Recession could boost sales of Easter staples - The Packer

Recession could boost sales of Easter staples

03/06/2009 12:00:00 AM
Andy Nelson

Pamela Riemenschneider

(March 6, 3:38 p.m.) Retailers can look forward to abundant supplies of high-quality sweet potatoes, asparagus and strawberries for Easter promotions this year.

And with more and more recession-minded consumers expected to stay home for their annual feast, April 12, movement of holiday favorites could be brisk.


When Easter falls in April instead of March, abundant strawberry volumes are pretty much a given, even if Mother Nature doesn’t cooperate in one growing area, said Cindy Jewell, director of marketing for California Giant Inc., Watsonville.

Atomic Torosian, managing partner in Crown Jewels Marketing & Distribution LLC, Fresno, Calif., agreed.

“California will be hitting on all cylinders,” he said. “It’s a great time to promote.”

Another advantage, Jewell said, is that Easter promotions can ride the coattails of the company’s annual sweepstakes promotion, which runs from April 1 through the end of the July.

The later Easter falls, Jewell said, the more consumers are likely to be in a warm weather mindset — always a plus for berry sales.

Many retail strawberry promotions could extend past Easter and right on up to Mother’s Day, given the early Easter this year, Jewell said.

“Promoting all the way through is a great way to build momentum,” she said.

Strawberries could get a boost at Easter because of the economic downturn, Torosian said.
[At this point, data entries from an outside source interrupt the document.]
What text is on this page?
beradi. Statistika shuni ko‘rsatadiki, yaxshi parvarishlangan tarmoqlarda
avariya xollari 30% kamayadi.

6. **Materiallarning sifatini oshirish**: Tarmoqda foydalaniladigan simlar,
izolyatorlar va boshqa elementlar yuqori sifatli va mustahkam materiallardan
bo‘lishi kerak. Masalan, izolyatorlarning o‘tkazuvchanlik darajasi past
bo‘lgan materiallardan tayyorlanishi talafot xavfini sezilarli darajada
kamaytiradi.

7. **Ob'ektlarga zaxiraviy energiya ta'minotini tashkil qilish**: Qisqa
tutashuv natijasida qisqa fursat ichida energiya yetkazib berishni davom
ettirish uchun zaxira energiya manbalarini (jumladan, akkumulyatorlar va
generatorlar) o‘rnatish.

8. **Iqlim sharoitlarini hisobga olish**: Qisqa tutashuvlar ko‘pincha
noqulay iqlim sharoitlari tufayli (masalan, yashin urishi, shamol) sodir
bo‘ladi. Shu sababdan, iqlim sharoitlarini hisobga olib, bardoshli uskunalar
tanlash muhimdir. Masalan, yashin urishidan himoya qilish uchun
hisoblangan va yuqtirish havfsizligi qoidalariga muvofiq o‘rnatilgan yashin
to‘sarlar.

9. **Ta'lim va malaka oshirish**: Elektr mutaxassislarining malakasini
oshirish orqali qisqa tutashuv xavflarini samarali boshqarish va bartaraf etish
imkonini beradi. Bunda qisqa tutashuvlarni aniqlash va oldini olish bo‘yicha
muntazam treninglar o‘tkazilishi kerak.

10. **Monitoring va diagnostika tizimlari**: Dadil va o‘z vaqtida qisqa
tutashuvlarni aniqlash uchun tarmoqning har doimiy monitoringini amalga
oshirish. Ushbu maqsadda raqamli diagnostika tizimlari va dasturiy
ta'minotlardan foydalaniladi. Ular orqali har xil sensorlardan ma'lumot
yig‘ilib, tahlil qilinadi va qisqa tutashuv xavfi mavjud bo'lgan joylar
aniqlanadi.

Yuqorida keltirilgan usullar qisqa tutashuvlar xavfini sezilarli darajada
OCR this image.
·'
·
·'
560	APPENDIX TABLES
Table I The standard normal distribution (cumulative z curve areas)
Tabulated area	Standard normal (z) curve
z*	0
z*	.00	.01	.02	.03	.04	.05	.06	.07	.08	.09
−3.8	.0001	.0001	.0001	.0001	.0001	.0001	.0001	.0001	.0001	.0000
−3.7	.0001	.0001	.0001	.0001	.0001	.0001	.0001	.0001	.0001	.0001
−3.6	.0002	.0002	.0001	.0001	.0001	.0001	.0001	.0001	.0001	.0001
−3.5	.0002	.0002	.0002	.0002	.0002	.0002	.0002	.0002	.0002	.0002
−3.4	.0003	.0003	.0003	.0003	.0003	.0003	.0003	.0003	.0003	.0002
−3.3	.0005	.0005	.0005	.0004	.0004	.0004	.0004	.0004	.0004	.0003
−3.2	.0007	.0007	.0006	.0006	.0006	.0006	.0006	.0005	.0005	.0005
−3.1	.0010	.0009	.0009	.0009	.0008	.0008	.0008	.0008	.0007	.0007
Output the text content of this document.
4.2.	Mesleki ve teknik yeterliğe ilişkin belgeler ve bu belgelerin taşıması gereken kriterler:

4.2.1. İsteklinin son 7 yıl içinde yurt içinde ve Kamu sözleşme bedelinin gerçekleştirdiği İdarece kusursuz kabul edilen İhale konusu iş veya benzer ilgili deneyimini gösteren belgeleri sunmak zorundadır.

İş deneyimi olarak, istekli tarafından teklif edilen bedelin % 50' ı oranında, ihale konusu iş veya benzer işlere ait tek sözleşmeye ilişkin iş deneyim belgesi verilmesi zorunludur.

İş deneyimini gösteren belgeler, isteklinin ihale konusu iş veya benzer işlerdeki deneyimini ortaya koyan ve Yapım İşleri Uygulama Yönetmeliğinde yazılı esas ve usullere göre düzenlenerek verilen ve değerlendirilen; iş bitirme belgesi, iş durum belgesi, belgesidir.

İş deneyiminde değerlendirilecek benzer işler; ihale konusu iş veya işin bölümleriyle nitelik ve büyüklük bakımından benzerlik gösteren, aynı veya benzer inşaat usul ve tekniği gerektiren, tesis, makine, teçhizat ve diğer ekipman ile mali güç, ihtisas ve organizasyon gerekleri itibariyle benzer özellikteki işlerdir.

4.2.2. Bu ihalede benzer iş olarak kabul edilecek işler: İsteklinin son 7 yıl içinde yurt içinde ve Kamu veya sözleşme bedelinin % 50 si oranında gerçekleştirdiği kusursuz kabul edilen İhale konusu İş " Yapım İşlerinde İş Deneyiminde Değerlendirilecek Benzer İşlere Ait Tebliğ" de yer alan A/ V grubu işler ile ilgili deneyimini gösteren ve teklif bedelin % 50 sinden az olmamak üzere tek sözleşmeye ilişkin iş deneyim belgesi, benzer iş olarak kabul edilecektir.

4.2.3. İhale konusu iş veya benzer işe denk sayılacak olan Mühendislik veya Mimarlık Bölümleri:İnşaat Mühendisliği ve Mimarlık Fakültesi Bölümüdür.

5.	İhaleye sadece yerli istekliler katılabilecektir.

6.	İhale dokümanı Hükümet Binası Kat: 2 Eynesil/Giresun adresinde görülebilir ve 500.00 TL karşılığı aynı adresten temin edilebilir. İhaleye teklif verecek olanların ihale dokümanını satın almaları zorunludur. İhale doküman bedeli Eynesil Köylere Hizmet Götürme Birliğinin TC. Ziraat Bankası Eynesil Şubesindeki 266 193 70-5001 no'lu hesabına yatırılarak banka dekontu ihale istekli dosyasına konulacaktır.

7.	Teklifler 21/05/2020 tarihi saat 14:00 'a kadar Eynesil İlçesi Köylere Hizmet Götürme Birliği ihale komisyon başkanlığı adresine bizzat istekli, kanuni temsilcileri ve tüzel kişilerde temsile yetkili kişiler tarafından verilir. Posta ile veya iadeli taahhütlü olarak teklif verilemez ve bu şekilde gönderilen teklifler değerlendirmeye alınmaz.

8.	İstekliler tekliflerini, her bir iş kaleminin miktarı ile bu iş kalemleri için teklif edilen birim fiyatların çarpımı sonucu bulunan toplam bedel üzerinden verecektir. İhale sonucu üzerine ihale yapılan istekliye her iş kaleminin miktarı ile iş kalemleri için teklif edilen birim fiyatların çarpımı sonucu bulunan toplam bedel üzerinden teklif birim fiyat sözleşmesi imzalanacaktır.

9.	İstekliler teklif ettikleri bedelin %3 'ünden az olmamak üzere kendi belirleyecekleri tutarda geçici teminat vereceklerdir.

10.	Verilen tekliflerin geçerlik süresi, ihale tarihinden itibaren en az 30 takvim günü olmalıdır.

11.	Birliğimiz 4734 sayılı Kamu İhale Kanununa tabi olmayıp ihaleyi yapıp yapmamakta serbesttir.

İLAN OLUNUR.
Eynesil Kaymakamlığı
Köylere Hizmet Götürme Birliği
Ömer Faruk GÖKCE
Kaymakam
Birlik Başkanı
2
“Retailers are seeing spikes because of that,” he said. “People are cocooning, not going out as much. It’s a plus for our industry.”

On March 3 the USDA reported prices of $13.90-14.90 for flats of 12 1-pint baskets of medium and large strawberries from California, down from $16.90 last year at the same time.


Timely rains in the San Joaquin Valley in late February and early March boded well for high sugar levels in asparagus slated for Easter, said Tom Tjerandsen, marketing consultant for the California Asparagus Commission, Holtville.

Abundant volumes in a variety of sizes should be available for holiday promotions, Tjerandsen said.

“Growers should be able to ship a full range of sizes, and retailers are recognizing that shoppers like that variety — pencil-thin for salads, jumbos for grilling and everything in between,” he said.

Tjerandsen recommends that retailers promote asparagus in end caps with pineapples, sweet potatoes, onions and green beans.